Sensing this, my partner Alex suggested we break our self-quarantine and leave the living room for a mountaintop somewhere. The ideal hike for the day needed to be two things: short enough for our nearly fourmonth-old puppy, Basil, and out of the way enough that we would not be putting ourselves or others at risk by going out into the world. These criteria led us up the Cherohala Skyway, where we parked on the roadside for a short hike up to Huckleberry Knob.
Alex and I had been aching for a hike all spring, having stayed home as much as
possible because of the pandemic and the new puppy, and this day trip was much needed. After a short mile up, we arrived at the bald where two other groups had arrived earlier in the day to do just what we were doing.

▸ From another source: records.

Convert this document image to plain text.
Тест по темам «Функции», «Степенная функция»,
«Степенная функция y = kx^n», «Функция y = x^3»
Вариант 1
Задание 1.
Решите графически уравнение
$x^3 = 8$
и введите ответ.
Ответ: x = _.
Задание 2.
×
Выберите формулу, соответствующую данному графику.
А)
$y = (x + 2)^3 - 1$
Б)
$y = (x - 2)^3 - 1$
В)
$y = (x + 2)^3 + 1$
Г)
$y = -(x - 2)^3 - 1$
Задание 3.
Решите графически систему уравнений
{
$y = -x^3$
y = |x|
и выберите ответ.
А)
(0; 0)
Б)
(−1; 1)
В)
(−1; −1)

Luckily, balds are big places, and once we walked a bit, we couldn’t see or hear the other hikers. We picked our spot, gave the pups some lunch, and sat down with ours: peanut butter & honey sandwiches, bananas, and chips. Basil tried to steal a sandwich or two, and her big brother Bob sat and smiled as she did it, happy to not be the only dog on the hike anymore.
As we sat up there in the sun, I thought about a lot of things. I thought about the trip we weren’t going to get to go on and the graduation I wasn’t going to have. I thought about the jobs that I knew I wouldn’t be able to find during a pandemic-induced recession. But I also thought about how lucky I was to be sitting on a mountain in the sunshine with
someone I love. I often find myself feeling guilty for feeling sorry for myself over things that a non-privileged person would never even have the chance to do. Who am I to mourn a trip to the beach when people are dying? Even so, I know that it’s okay to be sad about things, even when they are not the worst things. It’s also okay to celebrate life at a standstill: in the kitchen or on a mountain bald. After all, life is what we should all be celebrating.
So, even though in my small part of the world, there will be no trip to Costa Rica this year,
I celebrate peanut butter sandwiches.I celebrate mountains.
I celebrate puppies running through tall grass.
I celebrate Appalachia, my home.I celebrate life.